In a letter Monday from the bishops’ conference and Catholic Relief Services, Bishop Howard Hubbard of Albany and Ken Hackett said they are «encouraged by provisions in the legislation that seek to protect the poor and vulnerable at home and abroad.»

«However, we are very concerned about the inadequate funding for assisting the poorest people and countries on earth through international adaptation efforts,» they wrote.

Bishop Hubbard is the chairman of the episcopal conference Committee on International Justice and Peace. Hackett is the president of Catholic Relief Services.
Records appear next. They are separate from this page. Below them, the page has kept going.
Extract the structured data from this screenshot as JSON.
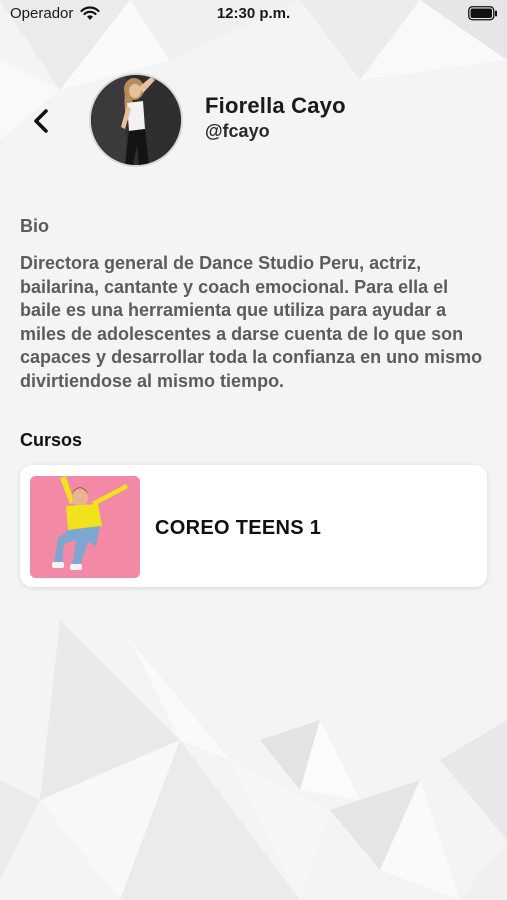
{
  "status_bar": {
    "carrier": "Operador",
    "time": "12:30 p.m."
  },
  "profile": {
    "name": "Fiorella Cayo",
    "handle": "@fcayo"
  },
  "bio": {
    "heading": "Bio",
    "text": "Directora general de Dance Studio Peru, actriz, bailarina, cantante y coach emocional. Para ella el baile es una herramienta que utiliza para ayudar a miles de adolescentes a darse cuenta de lo que son capaces y desarrollar toda la confianza en uno mismo divirtiendose al mismo tiempo."
  },
  "courses": {
    "heading": "Cursos",
    "items": [
      {
        "title": "COREO TEENS 1"
      }
    ]
  },
  "colors": {
    "background": "#f4f4f5",
    "card": "#ffffff",
    "bio_text": "#5c5c5c",
    "course_thumb": "#f28aa5"
  }
}
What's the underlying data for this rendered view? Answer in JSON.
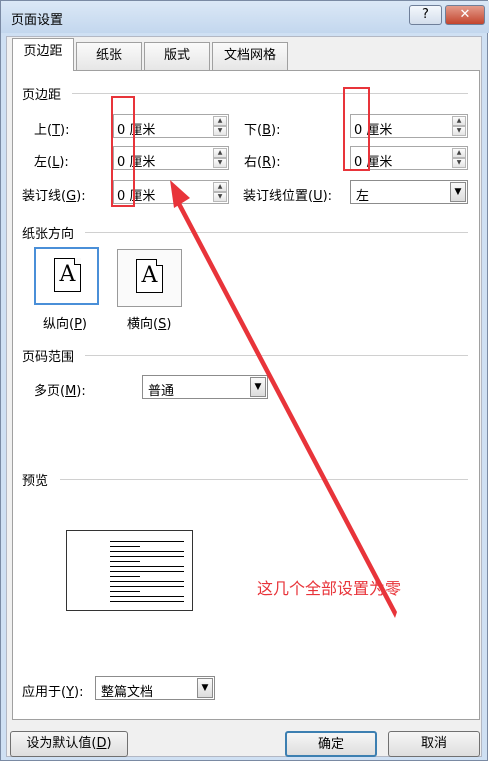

The two called the American Clean Energy and Security Act of 2009 (H.R. 2454) “groundbreaking legislation.» They said it «begins a serious and overdue effort to face up to moral and environmental challenges and represents an important beginning.»

The letter expressed general support for three provisions in the legislation: measure to ensure that low-income U.S. families are not disproportionately affected by a rise in energy prices the legislation could bring about; measures to help non-profit institutions become more energy efficient; and the mechanisms that are in the bill to help international populations.

However, regarding this last point, they contended that funding for international adaptation does not meet initial needs, and increases to the funding are programmed for a too distant future.

“Catholic Relief Services is already experiencing the tragic consequences of climate change in the lives of people living in poverty,” they added. The services already help more than 100 countries adapt to the impact of climate change through health, agriculture, water and emergency preparedness programs.

“As the legislative process moves forward,” Bishop Hubbard and Hackett wrote, “we look forward to working with Congress and the administration to increase funding for international adaptation assistance and taking a major step toward caring for creation and protecting ‘the least of these.’”

The bill is set for vote today in the House of Representatives. Even if it passes there, it is expected to face hurdles in the Senate.